Quien exhibe una bandera muestra, ante todo, su ignorancia. Por eso la pretensión de los filósofos del siglo XX de interpretar los símbolos resulta tan sospechosa, porque oculta bajo la mesa el proceso de su constitución. Ningún icono habría sido fabricado si el oro no hubiese llegado a las manos de los orfebres desde lejanas minas, ningún texto podría traducirse sin haberse transcrito previamente y ninguna bandera ondearía sin toda una sucesión de usurpaciones que resultan otros tantos ejercicios de poder. Los hermeneutas huyen de tales cuestiones como del demonio, pues ponen a las claras el chiringuito al que sirven sus especulaciones. Más pronto que tarde la pregunta acerca de qué "son" tales o cuales símbolos, el expreso deseo por eludir la cuestión de por qué hay estos símbolos y no cualquier otra cosa, la sucesión de interpretaciones tan válidas las unas como las otras, acaba generando la diarrea interminable de majaderías que hemos tenido que soportar en lo que llevamos de este aciago mes de octubre. De entre ellas no ha sido la menor ver ondear de nuevo la Cruz de Borgoña.
La Cruz de Borgoña, para quien no lo sepa, constituye el emblema del carlismo.
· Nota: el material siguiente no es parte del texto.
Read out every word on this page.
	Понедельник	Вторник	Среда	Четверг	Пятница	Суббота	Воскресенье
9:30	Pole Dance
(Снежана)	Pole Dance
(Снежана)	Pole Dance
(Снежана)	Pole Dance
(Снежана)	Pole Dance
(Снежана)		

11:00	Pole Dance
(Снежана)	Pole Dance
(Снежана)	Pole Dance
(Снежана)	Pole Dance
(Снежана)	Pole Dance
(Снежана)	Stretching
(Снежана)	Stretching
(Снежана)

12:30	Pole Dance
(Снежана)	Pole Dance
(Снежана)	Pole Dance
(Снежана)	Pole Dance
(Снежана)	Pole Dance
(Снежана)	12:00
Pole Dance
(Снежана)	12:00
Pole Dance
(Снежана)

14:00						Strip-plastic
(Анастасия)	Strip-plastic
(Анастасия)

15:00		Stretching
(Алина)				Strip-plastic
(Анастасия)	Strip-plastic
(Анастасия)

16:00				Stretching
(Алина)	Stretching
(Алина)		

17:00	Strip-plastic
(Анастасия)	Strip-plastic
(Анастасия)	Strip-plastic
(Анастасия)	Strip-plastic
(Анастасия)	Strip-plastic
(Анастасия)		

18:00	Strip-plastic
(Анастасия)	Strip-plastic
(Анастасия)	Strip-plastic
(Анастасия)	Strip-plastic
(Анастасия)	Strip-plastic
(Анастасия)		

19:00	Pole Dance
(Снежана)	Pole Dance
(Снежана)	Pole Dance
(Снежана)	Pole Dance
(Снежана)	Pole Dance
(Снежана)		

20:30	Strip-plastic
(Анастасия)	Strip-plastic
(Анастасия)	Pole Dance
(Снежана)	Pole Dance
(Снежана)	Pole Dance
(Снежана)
Explicar en qué consiste el carlismo y sus diferentes facciones merecería un blog aparte, de modo que no me voy a meter en demasiadas profundidades, bástenos decir que durante mucho tiempo constituyó un movimiento político tradicionalista, antiliberal (en todos los sentidos del término “liberal”) y partidario de una rama alternativa de los Borbones para el trono de España. “Dios, Patria, Rey” conformaron su divisa hasta que alguien les pegó por detrás el de “Fueros”. Con tal añadido, se convirtió en motivo de tres o cuatro guerras civiles en nuestro país durante el siglo XIX, para acabar en las filas del levantamiento franquista que no dudó en poner sus cruces en algo tan poco tradicional y apegado a la tierra como los aviones del ejército (con objeto de diferenciarlos claramente del bando republicano). Pues bien, la Cruz de Borgoña, la bandera de fondo blanco con una cruz roja simulando los nudos de un árbol, la trajo a España el hijo de María de Borgoña y Maximiliano I de Habsburgo, conocido como Felipe “el Hermoso”. Por tanto, se trata de la insignia de un príncipe extranjero y de su guardia pretoriana. Sin embargo, pasó a convertirse en la bandera de España o, al menos, de su corona o de sus ejércitos, con la llegada al trono del hijo de Felipe y Juana I de Castilla, “la loca”, quiero decir, con Carlos I de España y V de Alemania.
Todo el mundo conoce la historia de que en 1785, Carlos III eligió, de entre los doce modelos presentados por Antonio Valdés y Fernández Bazán, la actual bandera de España. Menos conocido resulta que, en realidad, eligió dos diseños, uno para la armada y otro para la marina mercante. Este segundo, con franjas alternativas amarillas y rojas, mejor no les explico a qué bandera se parece. Tampoco suele citarse que durante casi sesenta años, tales pabellones adornaron exclusivamente nuestros barcos. La bandera nacional y las de los ejércitos continuaron dominadas por la bandera de los Borbones y la Cruz de Borgoña respectivamente hasta el Real Decreto de 13 de octubre de 1843 sancionado por Isabel II que reconocía como nacional la bandera ganadora del concurso de 1795. De hecho, incluso hoy día, la Cruz de Borgoña forma parte de los símbolos incluidos en las banderas de multitud de regimientos del ejército español. Dicho de otro modo, la Cruz de Borgoña, la bandera tradicional del tradicionalismo más rancio del país, el sagrado símbolo del carlismo, formó parte siempre de las insignias del ejército liberal que combatió contra los carlistas en 1833-40, 1846-9 y 1872-6. La utilización por parte de los carlistas que participaron en esas guerras de este emblema constituyó, en realidad, un intento por apropiarse de unos símbolos ajenos, los del poder central. Los carlistas no tomaron como propia dicha bandera hasta 1935, cuando el onubense Manuel Fal Conde, tan diestro en romper cráneos de izquierdistas como lego en historia, reagrupó las unidades paramilitares del carlismo para conformar el Requeté. Así, el carlismo, todo tradición y culto a los ancestros él, acabó identificándose con el símbolo que portaban quienes fusilaron a sus antepasados.